Daripada terus meributkan konteks Pribumi, mari kita lihat bagaimana isu ini digunakan untuk kepentingan Pilpres 2019. Sejak awal kita mel...
Sejak awal kita melihat serangan kepada Jokowi selalu dengan isu yang ada “Cina-Cina”nya. Mulai dari tenaga kerja Cina, PKI yang ada komunis dan disana ada negara China, 9 naga sampai penguasaan ekonomi oleh keturunan Tionghoa..
Dan ini membangun sebuah stigma yang dilekatkan ke Jokowi bahwa ia “Pro Cina”. Isu ini terus menerus digulirkan lewat pesantren-pesantren sampai media sosial.
Di kalangan bumi datar, isu ini termasuk laris manis. Dimunculkan “monster” sebagai lawan bersama. Dikuatkan dengan berbagai berbagai gambar dan berita hoax, bahwa Cina sudah menguasai negeri ini.
Oke, ketika isu sudah menguat, harus ada superhero yang muncul untuk “membasmi semua kejahatan ini”.
Superhero itupun muncul dengan menggunakan kata “Pribumi”. Dan inilah superhero yang ditunggu-tunggu sebagai pelampiasan atas kesulitan ekonomi yang selama ini mendera mereka.
Superhero ini muncul saat pelantikan Gubernur DKI, bernama Anies Baswedan..
Perkataan “Pribumi” itu bukan sebuah kecelakaan, bukan juga untuk menggambarkan masa kolonial, tetapi untuk membangkitkan kebanggaan mereka yang merasa dirinya pribumi.
Sebuah supremasi…
Anies dan teamnya tentu belajar dari pemilu di AS, dimana Donald Trump menang dengan isu Supremasi Kulit Putih. Trump menggunakan isu untuk mengembalikan ekonomi kepada “warga AS asli” dan mendapatkan simpati dari mereka yang kesulitan secara ekonomi akibat resesi.
Isu itu juga dipakai Sebastian Kurz, Presiden Austria termuda di dunia yang baru saja menang pemilu – berusia 31 tahun – dengan jargon “Austria yang utama”. Isu yang kembali menjanjikan bahwa warga lokal akan mendapat tempat lebih dulu dalam ekonomi.
Dan dari kedua kasus itu, kita akhirnya mengenal bahwa isu Pribumi itu menjadi seksi, seperti gadis muda nan semlohai yang melenggok dengan senyum manis dan rambut dikibaskan untuk menggoda pria.
Apalagi pria itu sedang tertekan secara ekonomi, kalah dalam kompetisi dan tidak mendapat pengakuan dari lingkungan sekitar sebagai seorang lelaki.
Anies sangat paham itu. Dan ia akan menempatkan dirinya sebagai rival kuat Jokowi..

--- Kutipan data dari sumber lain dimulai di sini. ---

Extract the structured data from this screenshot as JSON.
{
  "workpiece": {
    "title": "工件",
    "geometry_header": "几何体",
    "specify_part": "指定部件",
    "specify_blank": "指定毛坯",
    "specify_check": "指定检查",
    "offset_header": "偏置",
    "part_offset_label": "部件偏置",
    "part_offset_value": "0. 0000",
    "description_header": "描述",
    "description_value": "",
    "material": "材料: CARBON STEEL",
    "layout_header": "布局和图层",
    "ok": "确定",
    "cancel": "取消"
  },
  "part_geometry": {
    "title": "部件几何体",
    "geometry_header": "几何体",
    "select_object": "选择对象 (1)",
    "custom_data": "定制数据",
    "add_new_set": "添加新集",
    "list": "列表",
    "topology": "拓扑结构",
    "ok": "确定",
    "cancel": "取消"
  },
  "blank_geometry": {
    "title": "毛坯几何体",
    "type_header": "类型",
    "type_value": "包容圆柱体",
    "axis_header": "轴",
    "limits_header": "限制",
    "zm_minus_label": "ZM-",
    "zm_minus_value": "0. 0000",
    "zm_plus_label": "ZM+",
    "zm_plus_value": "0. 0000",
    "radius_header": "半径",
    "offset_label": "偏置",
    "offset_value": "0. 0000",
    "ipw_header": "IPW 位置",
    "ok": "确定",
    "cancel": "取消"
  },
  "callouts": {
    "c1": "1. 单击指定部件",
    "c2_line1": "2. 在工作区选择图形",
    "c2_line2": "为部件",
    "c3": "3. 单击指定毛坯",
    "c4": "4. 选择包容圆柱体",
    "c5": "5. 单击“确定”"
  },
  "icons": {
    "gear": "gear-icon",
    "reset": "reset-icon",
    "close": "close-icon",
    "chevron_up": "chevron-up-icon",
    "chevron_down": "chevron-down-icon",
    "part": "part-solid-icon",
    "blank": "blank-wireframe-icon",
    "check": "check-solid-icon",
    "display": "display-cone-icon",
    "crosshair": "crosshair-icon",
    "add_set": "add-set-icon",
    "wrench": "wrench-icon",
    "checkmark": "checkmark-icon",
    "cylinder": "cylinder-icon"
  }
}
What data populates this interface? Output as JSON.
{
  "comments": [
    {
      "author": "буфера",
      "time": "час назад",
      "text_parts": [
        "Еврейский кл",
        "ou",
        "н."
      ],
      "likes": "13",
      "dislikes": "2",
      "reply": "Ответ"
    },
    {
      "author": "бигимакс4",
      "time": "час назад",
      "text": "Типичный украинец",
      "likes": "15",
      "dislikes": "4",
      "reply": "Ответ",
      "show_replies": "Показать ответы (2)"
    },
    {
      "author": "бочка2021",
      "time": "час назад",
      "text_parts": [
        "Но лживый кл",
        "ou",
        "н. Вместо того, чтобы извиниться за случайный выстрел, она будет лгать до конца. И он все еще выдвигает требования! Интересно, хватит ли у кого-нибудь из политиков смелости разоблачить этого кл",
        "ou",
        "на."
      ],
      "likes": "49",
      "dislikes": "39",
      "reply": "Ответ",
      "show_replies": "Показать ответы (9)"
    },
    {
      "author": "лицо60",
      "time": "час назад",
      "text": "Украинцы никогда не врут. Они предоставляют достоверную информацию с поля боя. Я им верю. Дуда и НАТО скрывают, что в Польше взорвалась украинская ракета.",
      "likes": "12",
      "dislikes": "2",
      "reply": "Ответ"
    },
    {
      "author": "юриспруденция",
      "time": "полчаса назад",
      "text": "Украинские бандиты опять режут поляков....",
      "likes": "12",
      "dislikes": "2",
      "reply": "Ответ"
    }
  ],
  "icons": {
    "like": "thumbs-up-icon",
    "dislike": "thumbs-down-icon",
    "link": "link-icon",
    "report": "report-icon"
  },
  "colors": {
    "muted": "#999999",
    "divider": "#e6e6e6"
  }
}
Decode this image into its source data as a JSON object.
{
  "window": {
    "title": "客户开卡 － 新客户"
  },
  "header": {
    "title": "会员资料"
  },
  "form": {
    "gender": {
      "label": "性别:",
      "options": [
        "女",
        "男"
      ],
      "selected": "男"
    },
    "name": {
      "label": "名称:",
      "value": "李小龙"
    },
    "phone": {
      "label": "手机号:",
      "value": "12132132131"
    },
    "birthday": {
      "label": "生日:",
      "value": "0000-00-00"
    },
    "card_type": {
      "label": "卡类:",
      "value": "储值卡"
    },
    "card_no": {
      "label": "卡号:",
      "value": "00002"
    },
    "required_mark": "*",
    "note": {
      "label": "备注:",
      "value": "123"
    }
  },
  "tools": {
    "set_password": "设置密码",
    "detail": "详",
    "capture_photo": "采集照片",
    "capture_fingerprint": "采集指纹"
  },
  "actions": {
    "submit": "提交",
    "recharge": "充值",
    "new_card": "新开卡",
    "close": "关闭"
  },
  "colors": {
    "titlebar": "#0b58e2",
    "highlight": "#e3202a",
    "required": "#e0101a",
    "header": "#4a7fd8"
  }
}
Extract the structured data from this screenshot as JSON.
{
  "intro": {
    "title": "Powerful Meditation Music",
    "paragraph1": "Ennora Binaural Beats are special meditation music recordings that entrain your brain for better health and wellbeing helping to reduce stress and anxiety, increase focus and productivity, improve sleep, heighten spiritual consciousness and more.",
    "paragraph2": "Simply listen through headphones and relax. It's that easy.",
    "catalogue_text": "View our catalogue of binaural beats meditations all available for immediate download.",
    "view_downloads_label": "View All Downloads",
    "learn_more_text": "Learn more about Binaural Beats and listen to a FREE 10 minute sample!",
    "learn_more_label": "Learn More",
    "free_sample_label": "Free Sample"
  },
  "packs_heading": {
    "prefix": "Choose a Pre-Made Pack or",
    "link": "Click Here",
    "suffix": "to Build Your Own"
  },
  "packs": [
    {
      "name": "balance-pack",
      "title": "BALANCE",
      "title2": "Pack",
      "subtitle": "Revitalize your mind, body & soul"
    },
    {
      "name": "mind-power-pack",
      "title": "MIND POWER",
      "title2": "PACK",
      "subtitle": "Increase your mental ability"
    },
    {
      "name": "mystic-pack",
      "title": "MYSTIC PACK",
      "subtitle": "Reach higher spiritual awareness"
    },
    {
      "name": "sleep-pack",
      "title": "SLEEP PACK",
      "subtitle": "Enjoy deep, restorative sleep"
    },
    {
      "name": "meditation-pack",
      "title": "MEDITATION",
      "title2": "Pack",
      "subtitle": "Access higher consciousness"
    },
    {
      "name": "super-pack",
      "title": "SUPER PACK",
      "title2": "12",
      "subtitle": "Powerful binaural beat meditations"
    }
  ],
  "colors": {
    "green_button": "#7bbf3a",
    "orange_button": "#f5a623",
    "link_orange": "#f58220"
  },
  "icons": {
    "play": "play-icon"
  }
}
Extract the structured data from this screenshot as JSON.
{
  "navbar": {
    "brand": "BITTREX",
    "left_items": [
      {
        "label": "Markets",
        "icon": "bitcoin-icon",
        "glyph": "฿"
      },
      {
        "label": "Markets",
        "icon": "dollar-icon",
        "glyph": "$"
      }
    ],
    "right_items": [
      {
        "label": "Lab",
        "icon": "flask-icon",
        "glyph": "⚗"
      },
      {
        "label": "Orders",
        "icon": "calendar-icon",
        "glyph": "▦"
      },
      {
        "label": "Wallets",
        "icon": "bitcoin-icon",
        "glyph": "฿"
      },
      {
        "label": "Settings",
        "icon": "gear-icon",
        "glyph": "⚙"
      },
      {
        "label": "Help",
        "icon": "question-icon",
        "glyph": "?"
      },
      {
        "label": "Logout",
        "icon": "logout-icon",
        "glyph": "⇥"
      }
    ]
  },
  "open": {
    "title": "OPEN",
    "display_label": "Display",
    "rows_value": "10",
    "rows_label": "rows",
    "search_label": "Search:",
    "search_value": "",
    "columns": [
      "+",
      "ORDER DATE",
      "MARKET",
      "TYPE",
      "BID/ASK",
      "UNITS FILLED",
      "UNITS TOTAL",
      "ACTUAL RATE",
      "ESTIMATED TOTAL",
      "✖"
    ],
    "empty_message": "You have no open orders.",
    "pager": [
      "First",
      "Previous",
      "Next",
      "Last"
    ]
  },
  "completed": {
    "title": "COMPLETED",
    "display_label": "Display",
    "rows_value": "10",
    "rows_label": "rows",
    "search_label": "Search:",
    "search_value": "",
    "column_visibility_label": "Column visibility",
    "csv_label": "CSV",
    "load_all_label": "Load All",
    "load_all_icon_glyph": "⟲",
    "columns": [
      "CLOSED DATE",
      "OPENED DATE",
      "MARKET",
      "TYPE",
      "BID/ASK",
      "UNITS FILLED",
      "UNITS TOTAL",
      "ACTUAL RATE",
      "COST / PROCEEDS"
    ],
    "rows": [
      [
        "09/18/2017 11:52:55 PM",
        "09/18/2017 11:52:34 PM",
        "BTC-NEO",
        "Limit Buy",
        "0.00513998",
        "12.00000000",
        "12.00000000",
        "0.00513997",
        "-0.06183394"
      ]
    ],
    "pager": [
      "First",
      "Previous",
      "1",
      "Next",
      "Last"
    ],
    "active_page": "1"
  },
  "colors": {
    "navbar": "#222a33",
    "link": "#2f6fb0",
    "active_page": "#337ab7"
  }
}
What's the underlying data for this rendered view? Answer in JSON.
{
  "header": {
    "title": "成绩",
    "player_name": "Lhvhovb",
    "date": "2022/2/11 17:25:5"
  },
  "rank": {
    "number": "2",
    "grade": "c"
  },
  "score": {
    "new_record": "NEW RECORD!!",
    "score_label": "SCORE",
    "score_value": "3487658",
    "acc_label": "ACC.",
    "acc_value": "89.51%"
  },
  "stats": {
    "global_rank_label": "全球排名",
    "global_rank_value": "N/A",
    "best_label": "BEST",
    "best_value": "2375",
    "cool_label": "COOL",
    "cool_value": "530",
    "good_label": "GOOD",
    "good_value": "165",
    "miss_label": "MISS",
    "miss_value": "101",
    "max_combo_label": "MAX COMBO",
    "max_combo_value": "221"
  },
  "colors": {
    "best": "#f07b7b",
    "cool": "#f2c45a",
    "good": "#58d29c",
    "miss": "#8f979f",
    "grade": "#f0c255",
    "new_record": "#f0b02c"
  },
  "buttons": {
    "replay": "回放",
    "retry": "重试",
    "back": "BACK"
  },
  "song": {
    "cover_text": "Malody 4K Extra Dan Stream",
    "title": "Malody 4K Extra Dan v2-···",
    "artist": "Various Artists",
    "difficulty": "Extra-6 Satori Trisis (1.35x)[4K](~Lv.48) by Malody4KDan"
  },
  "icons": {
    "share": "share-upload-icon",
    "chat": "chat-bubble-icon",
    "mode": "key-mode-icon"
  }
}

Loh, lalu bagaimana dengan Prabowo yang sudah mimpi menjadi Presiden setiap hari?
Dari berbagai survey, ternyata popularitas Prabowo sulit untuk naik melawan Jokowi.
Jika head to head di Pilpres 2019, kemungkinan besar Prabowo kalah. Karena pertama, ia sudah dianggap sebagai “old skool” atau orang lama. Dan kedua, ia tidak mewakili pribumi muslim, ia lebih pas dikategorikan sebagai mantan tentara.
Titik inilah yang sulit menaikkan popularitas Prabowo untuk memenangkan pertarungan, sehingga harus dicari “darah baru” untuk melawan Jokowi nanti.
Dan untuk menaikkan popularitas Anies, dikeluarkanlah kata “Pribumi” yang akan menjadi perbincangan nasional, sekaligus menaikkan hasil surveynya sebagai Capres mengalahkan Prabowo.
Dari bisik-bisik tetangga, skenario ini adalah skenario yang sedang terjadi…
Anies ingin mengulang kesuksesan Jokowi yang menang menjadi Gubernur DKI dulu, untuk kemudian menang di Pilpres 2019 nanti. Dan inilah waktu yang tepat, karena namanya sedang naik-naiknya. Mangkanya, ia lebih senang berpidato daripada bekerja nantinya…
Dan Prabowo akan mengalami dejavu kedua..
Sesudah Pilpres 2019 ia merasa dicurangi oleh Megawati karena seharusnya PDI-P mendukung dia, kali ini ia akan ditelikung oleh pilihannya sendiri karena partai-partai Islam akan merapatkan diri ke Anies sebab ia lebih mewakili “pribumi yang muslim”.
Karena itu, hati-hati pak Prabowo. Jangan sampai bapak banting hape lagi..
“Terus, kapan gua jadi Presidennyaaaaaa?”